A buddy-road movie begins: Tyler takes Zak on his escape to Florida, promising that he will deliver him to the school. Eleanor joins the group when she learns that the nursing home also wants to deport Zak. After some difficulties and a dicey confrontation with Tyler’s pursuers, the three arrive at the house of “The Salt Water Redneck” (Clint) who, after some hesitation, decides to train Zak.

The movie ends with an amateur-level wrestling duel: Zak, “The Peanut Butter Falcon” finally gets a chance to prove himself in a real fight. It seems that his opponent shamelessly exploits the supposed inferiority of his handicapped counterpart and beats Zak up in cold blood. However, the latter manages to throw “Samson” out of the ring in a high arc at a favorable moment. Just then the Tyler’s pursuers reach the arena, knocking him out with a crowbar. In the final sequence, Tyler, the overjoyed Zak, and Eleanor are shown in a car heading for Florida.

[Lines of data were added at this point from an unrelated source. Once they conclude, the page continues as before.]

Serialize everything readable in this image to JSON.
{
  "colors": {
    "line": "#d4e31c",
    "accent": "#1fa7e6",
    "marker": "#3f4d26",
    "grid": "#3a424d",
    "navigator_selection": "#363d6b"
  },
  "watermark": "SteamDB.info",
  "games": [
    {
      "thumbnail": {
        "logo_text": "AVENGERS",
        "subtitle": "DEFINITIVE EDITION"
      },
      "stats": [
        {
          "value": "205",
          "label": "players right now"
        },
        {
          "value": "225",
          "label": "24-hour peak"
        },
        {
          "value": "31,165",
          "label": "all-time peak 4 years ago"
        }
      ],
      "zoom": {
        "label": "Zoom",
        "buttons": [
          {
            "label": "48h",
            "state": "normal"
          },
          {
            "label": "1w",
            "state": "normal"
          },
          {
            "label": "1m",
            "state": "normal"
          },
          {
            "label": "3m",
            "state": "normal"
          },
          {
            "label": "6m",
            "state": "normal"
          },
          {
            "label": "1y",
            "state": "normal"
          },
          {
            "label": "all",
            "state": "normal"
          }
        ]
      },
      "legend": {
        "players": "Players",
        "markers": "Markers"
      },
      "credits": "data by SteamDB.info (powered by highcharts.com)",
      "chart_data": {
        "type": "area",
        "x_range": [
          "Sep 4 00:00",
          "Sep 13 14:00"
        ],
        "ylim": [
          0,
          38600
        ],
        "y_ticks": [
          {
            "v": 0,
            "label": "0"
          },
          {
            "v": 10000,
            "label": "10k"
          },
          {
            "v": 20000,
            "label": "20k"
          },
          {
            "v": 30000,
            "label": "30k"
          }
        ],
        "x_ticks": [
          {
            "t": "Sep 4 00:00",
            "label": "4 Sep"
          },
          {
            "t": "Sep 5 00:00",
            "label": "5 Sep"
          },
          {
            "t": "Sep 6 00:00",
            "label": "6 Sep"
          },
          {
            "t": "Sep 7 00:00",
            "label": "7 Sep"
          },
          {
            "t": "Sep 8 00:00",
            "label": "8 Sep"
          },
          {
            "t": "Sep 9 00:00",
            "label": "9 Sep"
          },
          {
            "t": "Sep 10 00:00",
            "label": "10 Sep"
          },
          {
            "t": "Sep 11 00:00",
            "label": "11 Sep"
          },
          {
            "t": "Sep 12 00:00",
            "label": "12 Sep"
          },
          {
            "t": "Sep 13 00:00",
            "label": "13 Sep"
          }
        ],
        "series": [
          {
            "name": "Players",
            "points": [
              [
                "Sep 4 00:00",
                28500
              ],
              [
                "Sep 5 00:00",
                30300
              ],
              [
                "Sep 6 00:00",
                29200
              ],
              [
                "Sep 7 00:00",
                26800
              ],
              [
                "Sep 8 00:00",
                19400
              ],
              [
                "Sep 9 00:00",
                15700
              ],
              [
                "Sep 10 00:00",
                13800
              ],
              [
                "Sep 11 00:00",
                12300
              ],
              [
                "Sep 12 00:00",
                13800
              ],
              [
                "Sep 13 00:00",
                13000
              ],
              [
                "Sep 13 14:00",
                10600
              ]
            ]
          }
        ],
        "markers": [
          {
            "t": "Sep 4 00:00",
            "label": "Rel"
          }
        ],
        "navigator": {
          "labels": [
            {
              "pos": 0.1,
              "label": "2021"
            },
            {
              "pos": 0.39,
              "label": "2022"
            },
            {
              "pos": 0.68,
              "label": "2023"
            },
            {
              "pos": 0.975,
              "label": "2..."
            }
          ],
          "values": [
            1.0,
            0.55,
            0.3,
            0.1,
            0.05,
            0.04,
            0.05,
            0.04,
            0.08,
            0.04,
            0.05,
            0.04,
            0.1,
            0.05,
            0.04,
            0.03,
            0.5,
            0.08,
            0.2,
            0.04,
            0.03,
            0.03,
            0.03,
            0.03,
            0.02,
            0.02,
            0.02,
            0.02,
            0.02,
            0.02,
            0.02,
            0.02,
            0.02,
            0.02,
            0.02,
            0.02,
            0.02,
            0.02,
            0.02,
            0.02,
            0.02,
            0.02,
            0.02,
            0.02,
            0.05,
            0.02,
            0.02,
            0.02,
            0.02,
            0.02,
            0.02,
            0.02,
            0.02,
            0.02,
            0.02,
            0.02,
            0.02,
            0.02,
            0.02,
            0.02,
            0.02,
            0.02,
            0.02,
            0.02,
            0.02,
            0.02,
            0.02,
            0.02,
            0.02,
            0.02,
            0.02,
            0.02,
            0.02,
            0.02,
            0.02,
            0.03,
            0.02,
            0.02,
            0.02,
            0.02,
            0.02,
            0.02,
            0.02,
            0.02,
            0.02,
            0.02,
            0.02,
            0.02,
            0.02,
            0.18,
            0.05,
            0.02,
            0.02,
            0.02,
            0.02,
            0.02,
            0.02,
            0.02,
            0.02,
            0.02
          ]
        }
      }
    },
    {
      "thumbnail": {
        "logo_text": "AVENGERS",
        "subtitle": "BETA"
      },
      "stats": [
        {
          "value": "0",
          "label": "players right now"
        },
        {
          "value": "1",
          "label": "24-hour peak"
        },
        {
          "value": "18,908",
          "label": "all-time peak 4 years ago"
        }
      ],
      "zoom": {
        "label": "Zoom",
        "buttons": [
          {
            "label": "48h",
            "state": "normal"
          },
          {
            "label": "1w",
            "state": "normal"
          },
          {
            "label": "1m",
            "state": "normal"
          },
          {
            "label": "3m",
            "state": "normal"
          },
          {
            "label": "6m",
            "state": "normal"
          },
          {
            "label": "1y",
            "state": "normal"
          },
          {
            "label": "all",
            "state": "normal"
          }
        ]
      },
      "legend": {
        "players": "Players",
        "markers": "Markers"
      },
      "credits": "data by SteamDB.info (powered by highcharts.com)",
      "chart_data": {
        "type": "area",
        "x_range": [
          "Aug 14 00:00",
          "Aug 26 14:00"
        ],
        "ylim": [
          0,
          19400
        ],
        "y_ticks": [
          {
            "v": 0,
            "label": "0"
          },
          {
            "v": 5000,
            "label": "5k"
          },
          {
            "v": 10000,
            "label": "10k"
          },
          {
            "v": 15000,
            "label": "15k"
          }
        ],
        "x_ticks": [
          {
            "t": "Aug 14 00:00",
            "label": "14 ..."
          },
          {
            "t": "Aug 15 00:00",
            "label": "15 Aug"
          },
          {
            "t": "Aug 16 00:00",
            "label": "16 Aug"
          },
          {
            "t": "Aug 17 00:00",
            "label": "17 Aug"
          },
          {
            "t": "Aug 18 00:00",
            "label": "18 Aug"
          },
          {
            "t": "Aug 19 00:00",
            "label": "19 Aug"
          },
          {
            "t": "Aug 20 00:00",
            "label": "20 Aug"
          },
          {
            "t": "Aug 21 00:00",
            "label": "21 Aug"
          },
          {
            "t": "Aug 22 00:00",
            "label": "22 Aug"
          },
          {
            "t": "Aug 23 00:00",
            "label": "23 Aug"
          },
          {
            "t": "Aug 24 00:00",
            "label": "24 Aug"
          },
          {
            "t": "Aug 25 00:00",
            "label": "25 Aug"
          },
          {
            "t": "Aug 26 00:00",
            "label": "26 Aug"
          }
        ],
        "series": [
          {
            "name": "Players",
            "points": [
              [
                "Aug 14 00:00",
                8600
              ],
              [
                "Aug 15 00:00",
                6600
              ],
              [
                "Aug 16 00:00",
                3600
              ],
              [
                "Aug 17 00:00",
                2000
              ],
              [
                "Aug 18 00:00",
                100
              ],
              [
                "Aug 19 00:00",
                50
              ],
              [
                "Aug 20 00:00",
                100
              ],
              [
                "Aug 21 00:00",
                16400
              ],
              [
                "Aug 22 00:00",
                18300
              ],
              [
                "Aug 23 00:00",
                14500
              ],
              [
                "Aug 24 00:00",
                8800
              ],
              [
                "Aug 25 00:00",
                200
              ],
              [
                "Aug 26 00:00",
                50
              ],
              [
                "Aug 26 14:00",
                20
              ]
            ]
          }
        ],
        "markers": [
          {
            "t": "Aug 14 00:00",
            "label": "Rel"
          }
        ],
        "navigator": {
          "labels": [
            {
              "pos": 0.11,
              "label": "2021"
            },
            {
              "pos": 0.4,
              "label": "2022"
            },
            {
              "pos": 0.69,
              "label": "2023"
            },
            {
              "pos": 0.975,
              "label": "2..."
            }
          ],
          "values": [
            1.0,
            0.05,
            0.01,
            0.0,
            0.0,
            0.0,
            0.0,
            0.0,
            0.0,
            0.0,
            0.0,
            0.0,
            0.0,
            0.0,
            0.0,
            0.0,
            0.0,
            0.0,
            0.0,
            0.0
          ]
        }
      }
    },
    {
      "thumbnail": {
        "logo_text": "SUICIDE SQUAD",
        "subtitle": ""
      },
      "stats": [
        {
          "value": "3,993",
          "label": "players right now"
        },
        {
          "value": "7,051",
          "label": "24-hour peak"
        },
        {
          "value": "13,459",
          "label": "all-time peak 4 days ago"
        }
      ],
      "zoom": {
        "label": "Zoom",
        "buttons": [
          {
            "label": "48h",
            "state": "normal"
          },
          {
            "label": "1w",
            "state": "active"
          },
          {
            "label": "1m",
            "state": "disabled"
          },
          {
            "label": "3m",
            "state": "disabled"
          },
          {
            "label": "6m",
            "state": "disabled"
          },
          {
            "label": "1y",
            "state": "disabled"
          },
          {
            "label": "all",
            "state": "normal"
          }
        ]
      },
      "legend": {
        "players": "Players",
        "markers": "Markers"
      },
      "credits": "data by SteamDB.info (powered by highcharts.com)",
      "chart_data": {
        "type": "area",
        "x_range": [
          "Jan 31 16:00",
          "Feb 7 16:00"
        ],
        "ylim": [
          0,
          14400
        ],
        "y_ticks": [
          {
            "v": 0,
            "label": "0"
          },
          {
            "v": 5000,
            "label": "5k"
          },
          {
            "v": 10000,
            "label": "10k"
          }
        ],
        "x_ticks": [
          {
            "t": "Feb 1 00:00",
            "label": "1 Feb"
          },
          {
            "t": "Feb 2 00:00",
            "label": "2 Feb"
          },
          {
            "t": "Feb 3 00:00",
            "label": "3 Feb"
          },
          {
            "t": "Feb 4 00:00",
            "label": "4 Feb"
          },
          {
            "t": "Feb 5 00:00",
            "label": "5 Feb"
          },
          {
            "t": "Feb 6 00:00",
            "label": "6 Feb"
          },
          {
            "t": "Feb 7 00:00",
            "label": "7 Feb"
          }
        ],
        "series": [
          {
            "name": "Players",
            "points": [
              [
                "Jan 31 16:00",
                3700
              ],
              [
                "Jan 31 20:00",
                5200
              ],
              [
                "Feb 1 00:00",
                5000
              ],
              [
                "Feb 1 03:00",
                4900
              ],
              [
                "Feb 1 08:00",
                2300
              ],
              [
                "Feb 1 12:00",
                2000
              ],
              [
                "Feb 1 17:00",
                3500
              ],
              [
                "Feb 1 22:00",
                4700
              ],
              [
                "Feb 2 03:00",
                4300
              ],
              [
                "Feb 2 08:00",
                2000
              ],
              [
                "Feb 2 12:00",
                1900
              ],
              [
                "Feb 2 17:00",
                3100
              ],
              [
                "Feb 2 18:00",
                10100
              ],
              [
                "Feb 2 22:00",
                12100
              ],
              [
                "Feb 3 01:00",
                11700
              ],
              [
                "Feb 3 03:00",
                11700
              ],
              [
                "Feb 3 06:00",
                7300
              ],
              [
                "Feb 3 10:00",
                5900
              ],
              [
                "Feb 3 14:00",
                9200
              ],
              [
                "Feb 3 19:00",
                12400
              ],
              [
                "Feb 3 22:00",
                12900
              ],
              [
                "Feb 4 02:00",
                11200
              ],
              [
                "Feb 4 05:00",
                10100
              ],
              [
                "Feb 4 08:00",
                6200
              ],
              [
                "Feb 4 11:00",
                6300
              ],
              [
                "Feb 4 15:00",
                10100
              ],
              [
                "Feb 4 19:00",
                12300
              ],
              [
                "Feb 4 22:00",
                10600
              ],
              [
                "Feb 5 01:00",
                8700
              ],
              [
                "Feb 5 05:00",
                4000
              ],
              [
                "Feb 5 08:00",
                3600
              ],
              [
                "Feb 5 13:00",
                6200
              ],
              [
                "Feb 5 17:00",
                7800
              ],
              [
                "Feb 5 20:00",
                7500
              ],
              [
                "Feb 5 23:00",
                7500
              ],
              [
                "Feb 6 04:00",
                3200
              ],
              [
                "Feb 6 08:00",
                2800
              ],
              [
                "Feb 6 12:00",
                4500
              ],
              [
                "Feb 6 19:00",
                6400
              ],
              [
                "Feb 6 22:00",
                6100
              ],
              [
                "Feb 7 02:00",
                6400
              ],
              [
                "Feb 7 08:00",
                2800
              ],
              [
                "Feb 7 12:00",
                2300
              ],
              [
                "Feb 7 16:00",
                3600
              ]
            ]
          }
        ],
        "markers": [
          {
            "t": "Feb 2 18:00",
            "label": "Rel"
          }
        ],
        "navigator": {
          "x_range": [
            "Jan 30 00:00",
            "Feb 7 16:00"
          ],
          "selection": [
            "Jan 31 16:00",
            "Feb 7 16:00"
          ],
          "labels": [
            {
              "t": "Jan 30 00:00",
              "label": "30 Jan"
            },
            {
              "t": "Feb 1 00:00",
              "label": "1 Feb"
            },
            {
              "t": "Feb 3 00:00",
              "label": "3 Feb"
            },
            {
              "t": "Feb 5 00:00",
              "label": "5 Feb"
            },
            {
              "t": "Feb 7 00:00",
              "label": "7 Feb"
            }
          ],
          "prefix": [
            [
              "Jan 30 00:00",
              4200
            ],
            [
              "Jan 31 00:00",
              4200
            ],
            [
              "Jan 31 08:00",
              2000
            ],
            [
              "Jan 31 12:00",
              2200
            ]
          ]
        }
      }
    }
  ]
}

The boundaries of kitsch-portrayal and critique

The Peanut Butter Falcon impresses with a first-class cast, a scenic setting, and humorous slapstick and comic relief. However, the storytelling is not able to emancipate the already existing film adaptations of stories centering on disabled people. The plot strongly resembles famous film adaptations like the American Rain Man (1988), the French Chacun pour Tous (2018) or the German Goldfische (2019).

This is reflected in the critical quality of the film: It certainly succeeds in showing that the current set-up of our society marginalizes and disintegrates disabled people per se. Bigotry towards disabled people is outlined on a structural level (through Zak’s fragile housing situation) and a private level (through bullying against Zak). This is of course commendable, but it’s also just an image that has been painted multiple times already.

The Peanut Butter Falcon affirms the wholly false

The Peanut Butter Falcon does not manage to create a perspective that transcends these boundaries. The realization of a possible utopian anticipation that art can and should provide remains absent, a possible emancipation of disabled people gets lost in a rather lucky victory of amateur wrestling. Thus, the film does not deconstruct marginalization, it solidifies it, telling us that disabled people could indeed land a lucky punch, but not achieve the self-determination of non-disabled people.

This deficit is enriched by a patriarchal and sexist image of women: Eleanor is a care-worker whose role is almost entirely reduced to this activity. Compared to the daredevil Tyler, she is the naive and prudent second half. Tyler as a caregiver and Eleanor as a go-getter would have been much more exciting film roles already. Assigning these gender roles to the “wrong” genders would have been very refreshing, not least for the romance of the two, which is staged very hetero-sexist and cliché.   

If you haven’t seen any or only a few films with at least one disabled person in protagonist roles and if you appreciate the cast, The Peanut Butter Falcon is recommended. For those who already know Rain Man, there won’t be much new except for beautiful landscape shots from the swamps of Georgia.